I couldn’t stop thinking about this story for a long time because of its step by step narrative of the woman going crazy and also one of its themes that it prominent in a lot of the stories we’ve read this semester. 

The main theme I saw in the story was the early 20th century relationship between men and women.  It is similar to many of Hemingway’s depictions of men and women, like “Hills like White Elephants,” because the man is the authority figure for no reason besides that he is a man.  He is the one who decides the “rest cure” will be good for his wife, and he basically forces her to come to the country house and stay in the upper bedroom.  At first, she believes that he is only doing this because he cares about her, but as the story progresses, she realizes that he is manipulating her and disregarding her opinion, even though she knows more about her own condition.  She is suffering from post-partum depression, a feminine problem that male doctors didn’t recognize as a real condition until much later.  I think it is a sad commentary on the attitudes toward women in this society that Jane has to go crazy to be able to escape from her husband.  She isn’t able to assert herself until she completely loses her mind, and then she is able to (literally) walk all over him like he did to her.  Since the author is a woman, I think this story is an accurate portrayal of her frustration with the male-centered society. 
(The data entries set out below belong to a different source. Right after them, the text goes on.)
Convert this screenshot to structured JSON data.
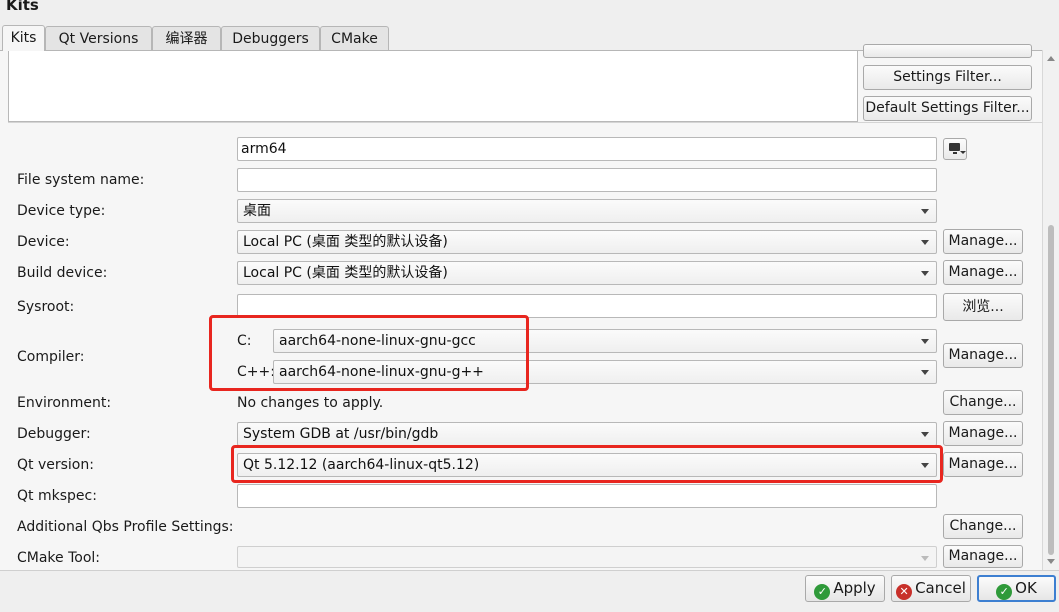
{
  "window": {
    "title": "Kits"
  },
  "tabs": [
    {
      "label": "Kits",
      "active": true
    },
    {
      "label": "Qt Versions"
    },
    {
      "label": "编译器"
    },
    {
      "label": "Debuggers"
    },
    {
      "label": "CMake"
    }
  ],
  "side_buttons": {
    "settings_filter": "Settings Filter...",
    "default_settings_filter": "Default Settings Filter..."
  },
  "form": {
    "name_value": "arm64",
    "file_system_name": {
      "label": "File system name:",
      "value": ""
    },
    "device_type": {
      "label": "Device type:",
      "value": "桌面"
    },
    "device": {
      "label": "Device:",
      "value": "Local PC (桌面 类型的默认设备)",
      "button": "Manage..."
    },
    "build_device": {
      "label": "Build device:",
      "value": "Local PC (桌面 类型的默认设备)",
      "button": "Manage..."
    },
    "sysroot": {
      "label": "Sysroot:",
      "value": "",
      "button": "浏览..."
    },
    "compiler": {
      "label": "Compiler:",
      "c_label": "C:",
      "c_value": "aarch64-none-linux-gnu-gcc",
      "cpp_label": "C++:",
      "cpp_value": "aarch64-none-linux-gnu-g++",
      "button": "Manage..."
    },
    "environment": {
      "label": "Environment:",
      "value": "No changes to apply.",
      "button": "Change..."
    },
    "debugger": {
      "label": "Debugger:",
      "value": "System GDB at /usr/bin/gdb",
      "button": "Manage..."
    },
    "qt_version": {
      "label": "Qt version:",
      "value": "Qt 5.12.12 (aarch64-linux-qt5.12)",
      "button": "Manage..."
    },
    "qt_mkspec": {
      "label": "Qt mkspec:",
      "value": ""
    },
    "qbs_profile": {
      "label": "Additional Qbs Profile Settings:",
      "button": "Change..."
    },
    "cmake_tool": {
      "label": "CMake Tool:",
      "value": "",
      "button": "Manage..."
    }
  },
  "dialog_buttons": {
    "apply": "Apply",
    "cancel": "Cancel",
    "ok": "OK"
  },
  "colors": {
    "highlight_box": "#e8261f",
    "ok_border": "#3d7fd1"
  }
}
Aside from this theme, I also found the vivid descriptions of the setting and the narrator’s downward spiral into insanity interesting.  When the narrator describes her room in a journal entry (a form of writing that I enjoyed reading), she says it must have been a playroom or a gymnasium.  However, her description of the room- with rings on the walls, bars on the windows, and a bed nailed to the floor- leads readers to see that the room has really been used as an insane asylum.  The fact that Jane thought these details belonged to a playroom or a gym is a sign that she was probably a little crazy the whole time.  Her fixation with the wallpaper paints us a great picture of what it looks like.  The pictures we found on the internet in class show that everyone who reads the story has a clear vision of what that wallpaper looks like to them.  The way the narrator employs all the senses in her description of the setting made me feel like I was going crazy with her.  The way she describes the curling of the wallpaper, the “yellow smell,” the hideous patterns, and damp, musty air gave me a sense of the anxiety she felt there, and it made me want to get away from the room.  Jane’s journal entries seem a bit more desperate and disjointed every time.  They become much more focused on the wallpaper and the woman who creeps in the garden and less about her husband and how she hopes they can leave soon.  In the end, Gilman leaves no question as to whether the narrator has gone completely crazy.  Her use of her name in third person when she says “I’ve got out at last, in spite of you and Jane,” shows that she no longer considers herself the same person; she separates into a whole other being.  The overall effect of the story for me was unsettling.  It left me with a very clear image of Jane creeping around the room, crawling over her husband as if he wasn’t there at all.  It is a disturbing image that I have thought about again several times since reading the story, and it makes me glad that I live today instead of in the early 1900s, where I might have been a victim of the “rest cure.”